Quanto às questões institucionais, houve um fato analisador junto ao processo do acesso às maternidades. Segundo Lourau89, o conceito de analisador refere-se aos acontecimentos reveladores e catalisadores, efeitos de uma configuração institucional que agem sobre ela. São acontecimentos reveladores porque dissolvem o saber instituído, e catalisadores porque modificam as relações de força constitutivas das formas de representação instituída. Portanto, são manifestações que não estão em conformidade com o instituído e se encarregam da operação da análise, que não estaria a encargo do analista. Os analisadores são importantes dentro da perspectiva institucionalista, a qual não tem por pretensão construir um conjunto explicativo, mas, sim, apresentar os elementos de determinada conjuntura.

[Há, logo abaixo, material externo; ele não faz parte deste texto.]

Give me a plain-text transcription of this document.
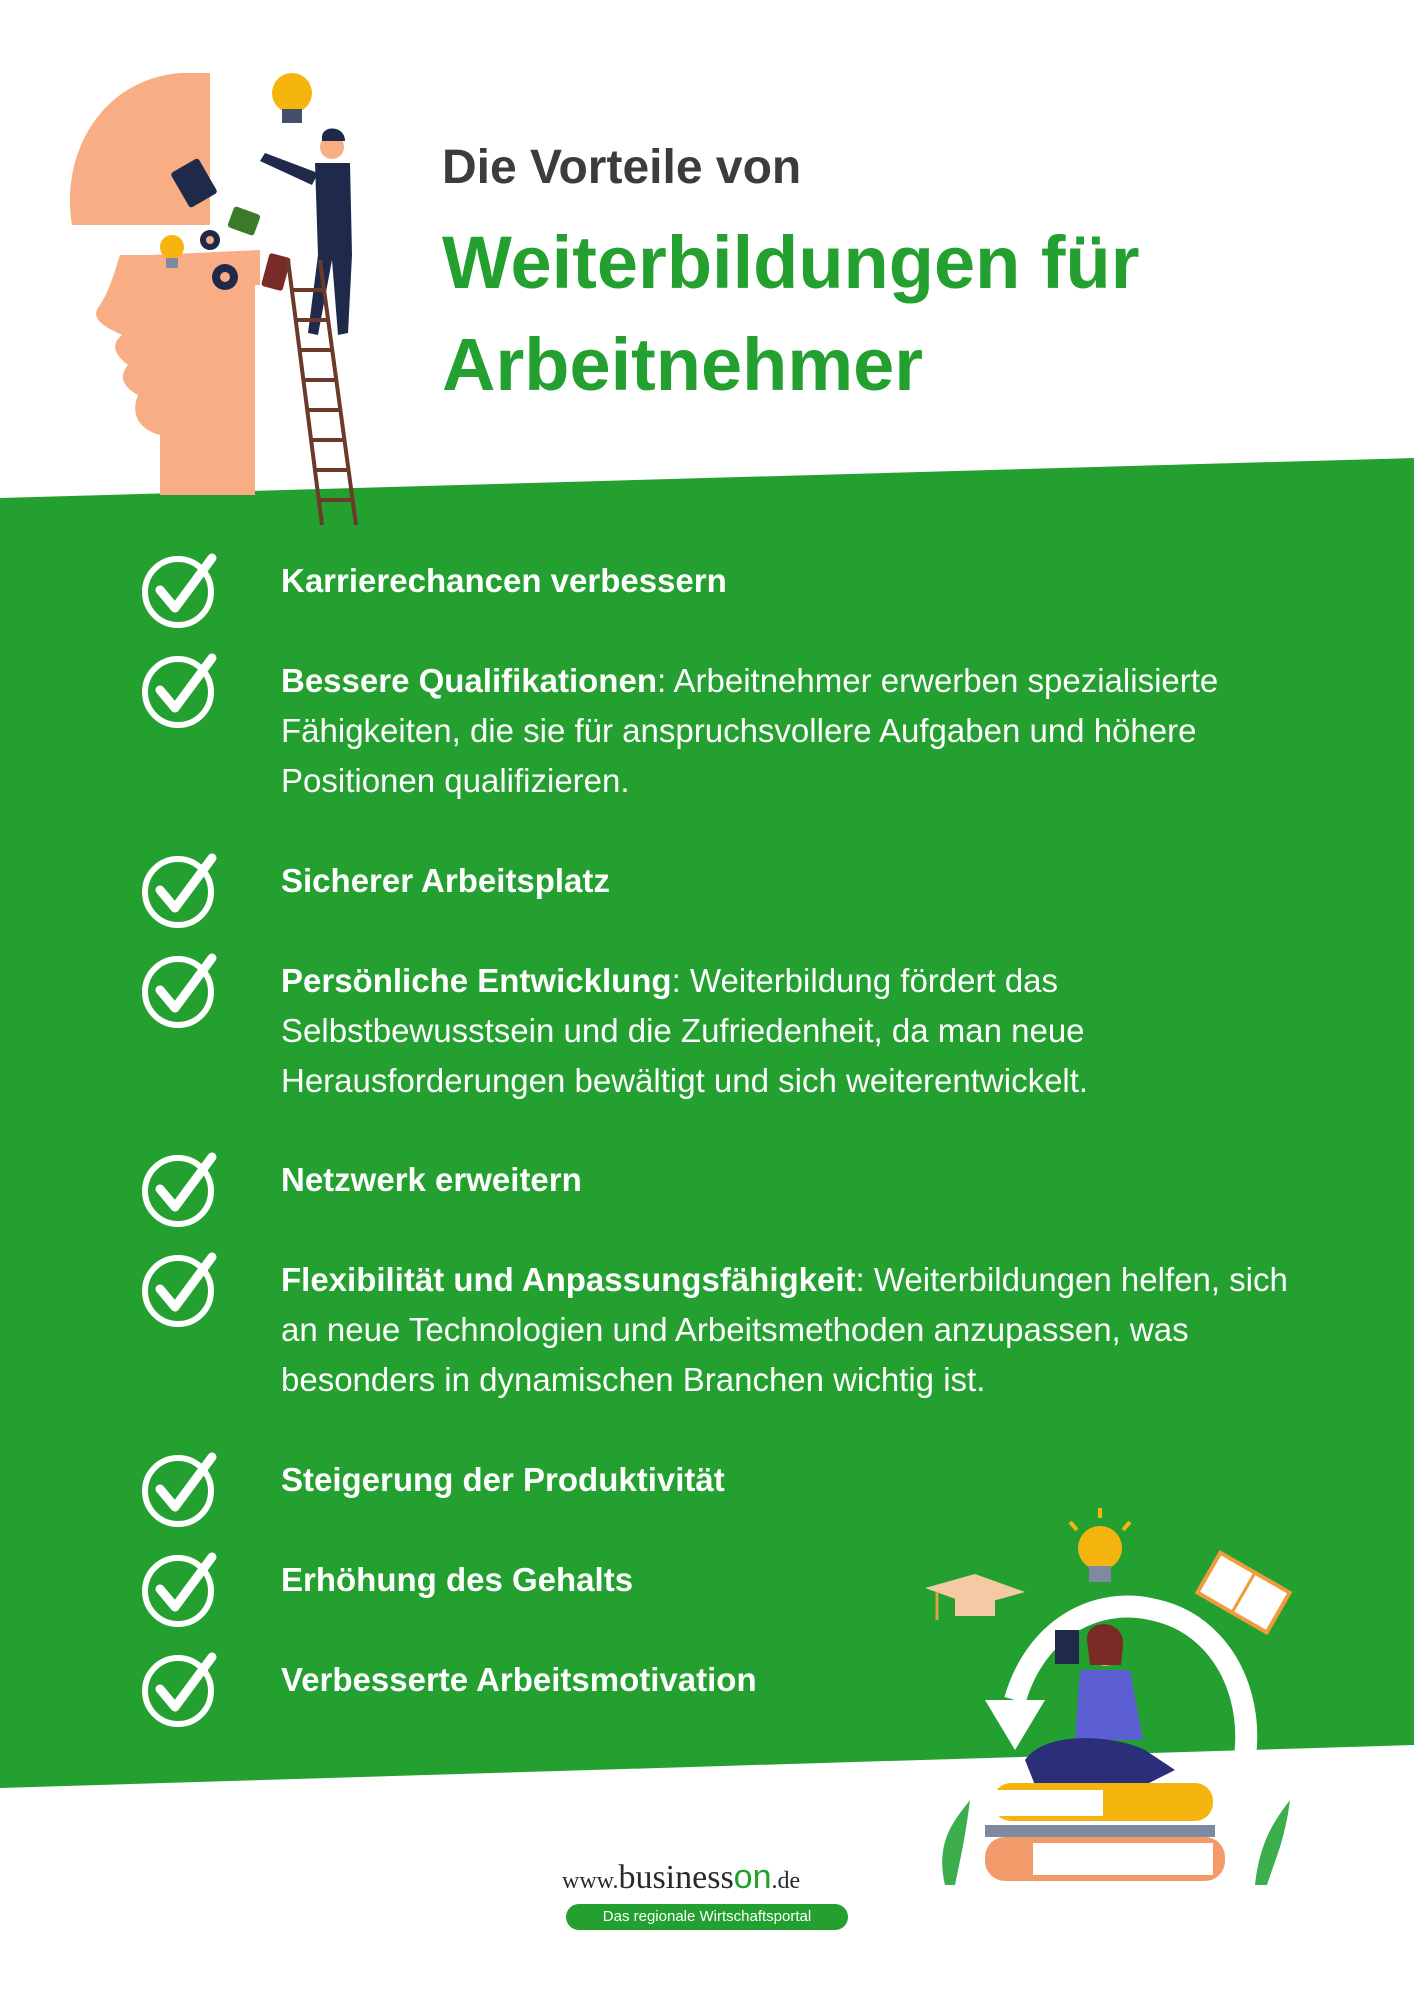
Die Vorteile von
Weiterbildungen für
Arbeitnehmer

Karrierechancen verbessern

Bessere Qualifikationen: Arbeitnehmer erwerben spezialisierte Fähigkeiten, die sie für anspruchsvollere Aufgaben und höhere Positionen qualifizieren.

Sicherer Arbeitsplatz

Persönliche Entwicklung: Weiterbildung fördert das Selbstbewusstsein und die Zufriedenheit, da man neue Herausforderungen bewältigt und sich weiterentwickelt.

Netzwerk erweitern

Flexibilität und Anpassungsfähigkeit: Weiterbildungen helfen, sich an neue Technologien und Arbeitsmethoden anzupassen, was besonders in dynamischen Branchen wichtig ist.

Steigerung der Produktivität

Erhöhung des Gehalts

Verbesserte Arbeitsmotivation

www.businesson.de
Das regionale Wirtschaftsportal
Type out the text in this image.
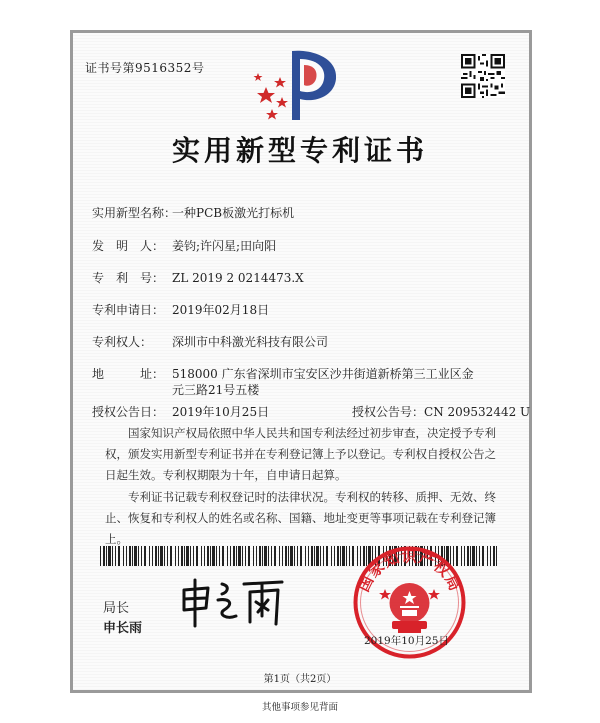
证书号第9516352号
实用新型专利证书
实用新型名称：一种PCB板激光打标机
发　明　人： 姜钧;许闪星;田向阳
专　利　号： ZL 2019 2 0214473.X
专利申请日： 2019年02月18日
专利权人： 深圳市中科激光科技有限公司
地　　　址： 518000 广东省深圳市宝安区沙井街道新桥第三工业区金
元三路21号五楼
授权公告日： 2019年10月25日	授权公告号：CN 209532442 U
国家知识产权局依照中华人民共和国专利法经过初步审查，决定授予专利权，颁发实用新型专利证书并在专利登记簿上予以登记。专利权自授权公告之日起生效。专利权期限为十年，自申请日起算。
专利证书记载专利权登记时的法律状况。专利权的转移、质押、无效、终止、恢复和专利权人的姓名或名称、国籍、地址变更等事项记载在专利登记簿上。
局长
申长雨
国家知识产权局
2019年10月25日
第1页（共2页）
其他事项参见背面
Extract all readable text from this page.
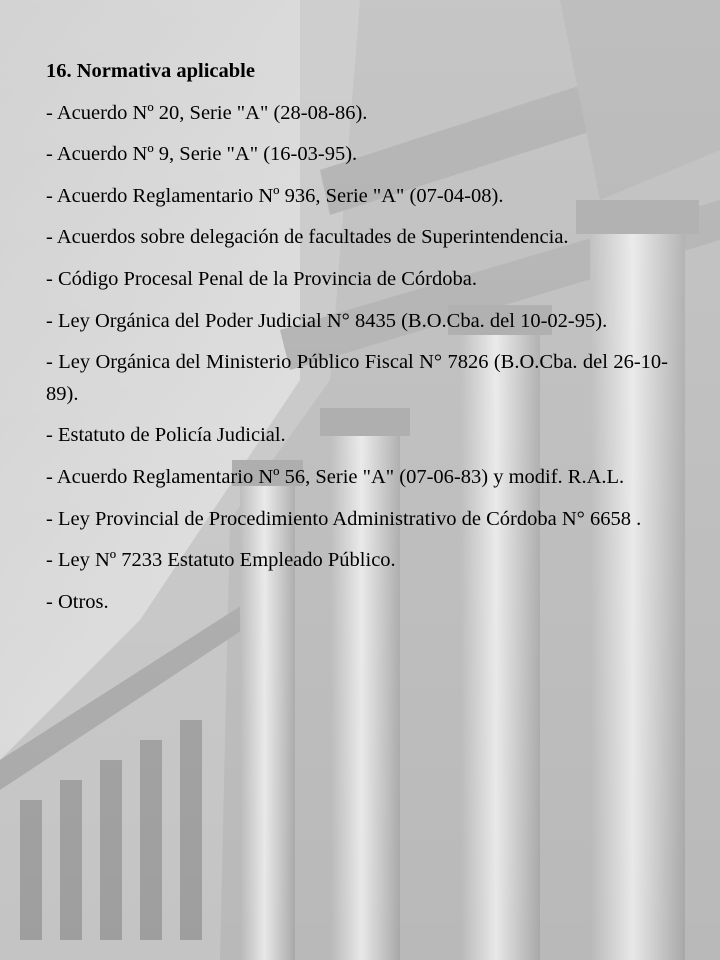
16. Normativa aplicable
- Acuerdo Nº 20, Serie "A" (28-08-86).
- Acuerdo Nº 9, Serie "A" (16-03-95).
- Acuerdo Reglamentario Nº 936, Serie "A" (07-04-08).
- Acuerdos sobre delegación de facultades de Superintendencia.
- Código Procesal Penal de la Provincia de Córdoba.
- Ley Orgánica del Poder Judicial N° 8435 (B.O.Cba. del 10-02-95).
- Ley Orgánica del Ministerio Público Fiscal N° 7826 (B.O.Cba. del 26-10-89).
- Estatuto de Policía Judicial.
- Acuerdo Reglamentario Nº 56, Serie "A" (07-06-83) y modif. R.A.L.
- Ley Provincial de Procedimiento Administrativo de Córdoba N° 6658 .
- Ley Nº 7233 Estatuto Empleado Público.
- Otros.
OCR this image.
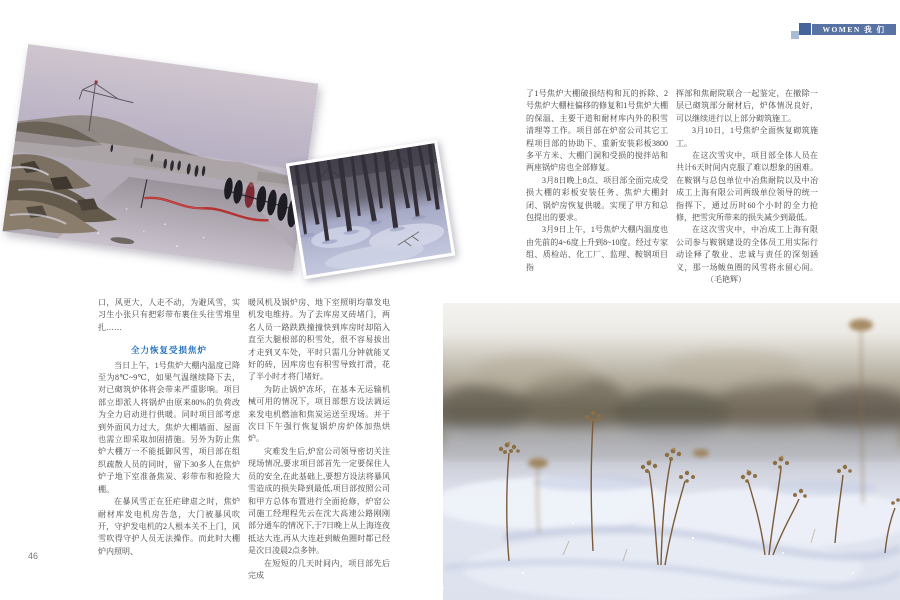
WOMEN 我 们

口，风更大，人走不动，为避风雪，实习生小张只有把彩带布裹住头往雪堆里扎……

全力恢复受损焦炉

当日上午，1号焦炉大棚内温度已降至为8℃~9℃，如果气温继续降下去，对已砌筑炉体将会带来严重影响。项目部立即派人将锅炉由原来80%的负荷改为全力启动进行供暖。同时项目部考虑到外面风力过大，焦炉大棚墙面、屋面也需立即采取加固措施。另外为防止焦炉大棚万一不能抵御风雪，项目部在组织疏散人员的同时，留下30多人在焦炉炉子地下室准备焦炭、彩带布和抢险大棚。

在暴风雪正在狂疟肆虐之时，焦炉耐材库发电机房告急，大门被暴风吹开，守护发电机的2人根本关不上门，风雪吹得守护人员无法操作。而此时大棚炉内照明、

暖风机及锅炉房、地下室照明均靠发电机发电维持。为了去库房叉砖堵门，两名人员一路跌跌撞撞快到库房时却陷入直至大腿根部的积雪处，很不容易拔出才走到叉车处，平时只需几分钟就能叉好的砖，因库房也有积雪导致打滑，花了半小时才将门堵好。

为防止锅炉冻坏，在基本无运输机械可用的情况下，项目部想方设法调运来发电机燃油和焦炭运送至现场。并于次日下午强行恢复锅炉房炉体加热烘炉。

灾难发生后,炉窑公司领导密切关注现场情况,要求项目部首先一定要保住人员的安全,在此基础上,要想方设法将暴风雪造成的损失降到最低,项目部按照公司和甲方总体布置进行全面抢修，炉窑公司施工经理程先云在沈大高速公路刚刚部分通车的情况下,于7日晚上从上海连夜抵达大连,再从大连赶到鲅鱼圈时都已经是次日凌晨2点多钟。

在短短的几天时间内，项目部先后完成

了1号焦炉大棚破损结构和瓦的拆除、2号焦炉大棚柱偏移的修复和1号焦炉大棚的保温、主要干道和耐材库内外的积雪清理等工作。项目部在炉窑公司其它工程项目部的协助下、重新安装彩板3800多平方米、大棚门洞和受损的搅拌站和两座锅炉房也全部修复。

3月8日晚上8点、项目部全面完成受损大棚的彩板安装任务、焦炉大棚封闭、锅炉房恢复供暖。实现了甲方和总包提出的要求。

3月9日上午，1号焦炉大棚内温度也由先前的4~6度上升到8~10度。经过专家组、质检站、化工厂、监理、鞍钢项目指

挥部和焦耐院联合一起鉴定，在撤除一层已砌筑部分耐材后，炉体情况良好，可以继续进行以上部分砌筑施工。

3月10日，1号焦炉全面恢复砌筑施工。

在这次雪灾中，项目部全体人员在共计6天时间内克服了难以想象的困难。在鞍钢与总包单位中冶焦耐院以及中冶成工上海有限公司两级单位领导的统一指挥下，通过历时60个小时的全力抢修，把雪灾所带来的损失减少到最低。

在这次雪灾中，中冶成工上海有限公司参与鞍钢建设的全体员工用实际行动诠释了敬业、忠诚与责任的深刻涵义，那一场鲅鱼圈的风雪将永留心间。（毛艳辉）

46
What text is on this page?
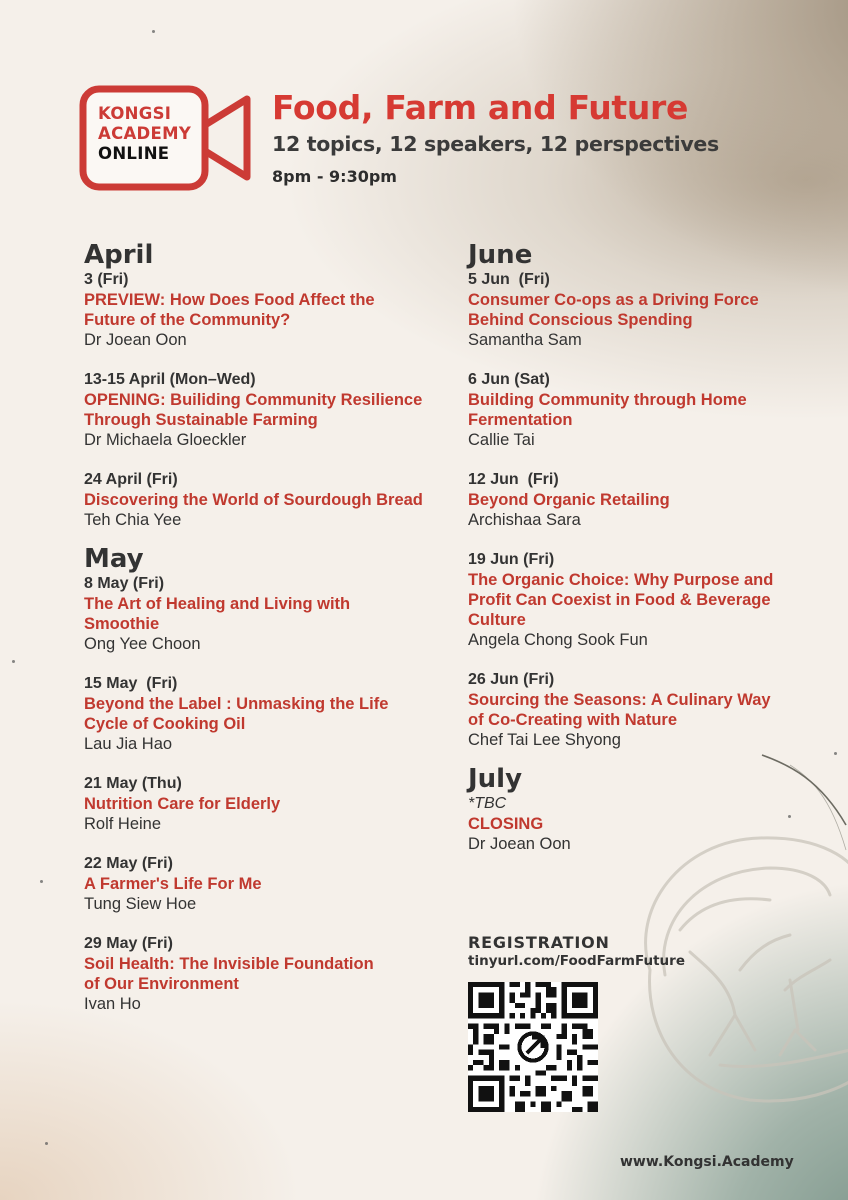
KONGSI
ACADEMY
ONLINE
Food, Farm and Future
12 topics, 12 speakers, 12 perspectives
8pm - 9:30pm
April
3 (Fri)
PREVIEW: How Does Food Affect the
Future of the Community?
Dr Joean Oon
13-15 April (Mon–Wed)
OPENING: Builiding Community Resilience
Through Sustainable Farming
Dr Michaela Gloeckler
24 April (Fri)
Discovering the World of Sourdough Bread
Teh Chia Yee
May
8 May (Fri)
The Art of Healing and Living with
Smoothie
Ong Yee Choon
15 May  (Fri)
Beyond the Label : Unmasking the Life
Cycle of Cooking Oil
Lau Jia Hao
21 May (Thu)
Nutrition Care for Elderly
Rolf Heine
22 May (Fri)
A Farmer's Life For Me
Tung Siew Hoe
29 May (Fri)
Soil Health: The Invisible Foundation
of Our Environment
Ivan Ho
June
5 Jun  (Fri)
Consumer Co-ops as a Driving Force
Behind Conscious Spending
Samantha Sam
6 Jun (Sat)
Building Community through Home
Fermentation
Callie Tai
12 Jun  (Fri)
Beyond Organic Retailing
Archishaa Sara
19 Jun (Fri)
The Organic Choice: Why Purpose and
Profit Can Coexist in Food & Beverage
Culture
Angela Chong Sook Fun
26 Jun (Fri)
Sourcing the Seasons: A Culinary Way
of Co-Creating with Nature
Chef Tai Lee Shyong
July
*TBC
CLOSING
Dr Joean Oon
REGISTRATION
tinyurl.com/FoodFarmFuture
www.Kongsi.Academy
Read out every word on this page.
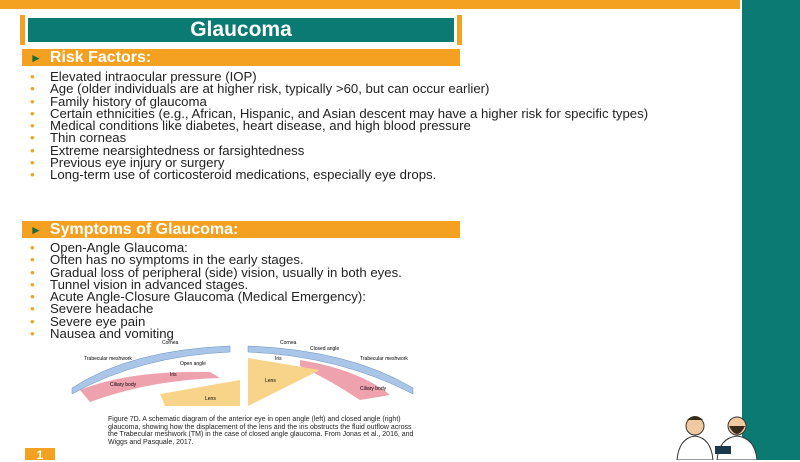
Glaucoma
► Risk Factors:
• Elevated intraocular pressure (IOP)
• Age (older individuals are at higher risk, typically >60, but can occur earlier)
• Family history of glaucoma
• Certain ethnicities (e.g., African, Hispanic, and Asian descent may have a higher risk for specific types)
• Medical conditions like diabetes, heart disease, and high blood pressure
• Thin corneas
• Extreme nearsightedness or farsightedness
• Previous eye injury or surgery
• Long-term use of corticosteroid medications, especially eye drops.
► Symptoms of Glaucoma:
• Open-Angle Glaucoma:
• Often has no symptoms in the early stages.
• Gradual loss of peripheral (side) vision, usually in both eyes.
• Tunnel vision in advanced stages.
• Acute Angle-Closure Glaucoma (Medical Emergency):
• Severe headache
• Severe eye pain
• Nausea and vomiting
Cornea
Trabecular meshwork
Open angle
Iris
Ciliary body
Lens
Cornea
Closed angle
Iris	Trabecular meshwork
Ciliary body
Lens
Figure 7D. A schematic diagram of the anterior eye in open angle (left) and closed angle (right) glaucoma, showing how the displacement of the lens and the iris obstructs the fluid outflow across the Trabecular meshwork (TM) in the case of closed angle glaucoma. From Jonas et al., 2016, and Wiggs and Pasquale, 2017.
1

Pois bem, apesar da coordenação do Distrito Norte de Saúde de Campinas ter comunicado que a maioria de suas usuárias realizava os partos na Maternidade de Campinas, por conta dos critérios estabelecidos na pesquisa quanto ao SUS e planos privados, optamos pelas duas maternidades. Entretanto, de formas distintas, o acesso às mulheres via maternidades não ocorreu. Em se tratando da Maternidade de Campinas, foi realizada tentativa direta de visita à maternidade, porém necessitava de agendamento. Após tentativas por contato telefônico e e-mail, nenhuma resposta foi dada.

Quanto à Maternidade da PUC, após contato telefônico, um e-mail foi enviado e a resposta emitida foi que por conta da alta demanda das pesquisas e atividades realizadas pelos próprios alunos da instituição, temporariamente, o acesso de outros pesquisadores estava suspenso. Tais acontecimentos além de inerentes ao processo de uma pesquisa de campo – que lida mais diretamente com os imprevistos da realidade, exigindo um repensar constante das estratégias aplicadas – servem para pensar sobre as entrelinhas do processo. Por que o acesso direto às maternidades foi negado? Será que houve receio de se sentirem avaliadas, apesar deste não ser o objetivo direto da pesquisa?

É importante destacar que todo o processo da pesquisa em campo apenas foi executado após a aprovação do Comitê de Ética em Pesquisa da Unicamp – Campus Campinas através do CAE 61922916.5.0000.5404 (Anexo II).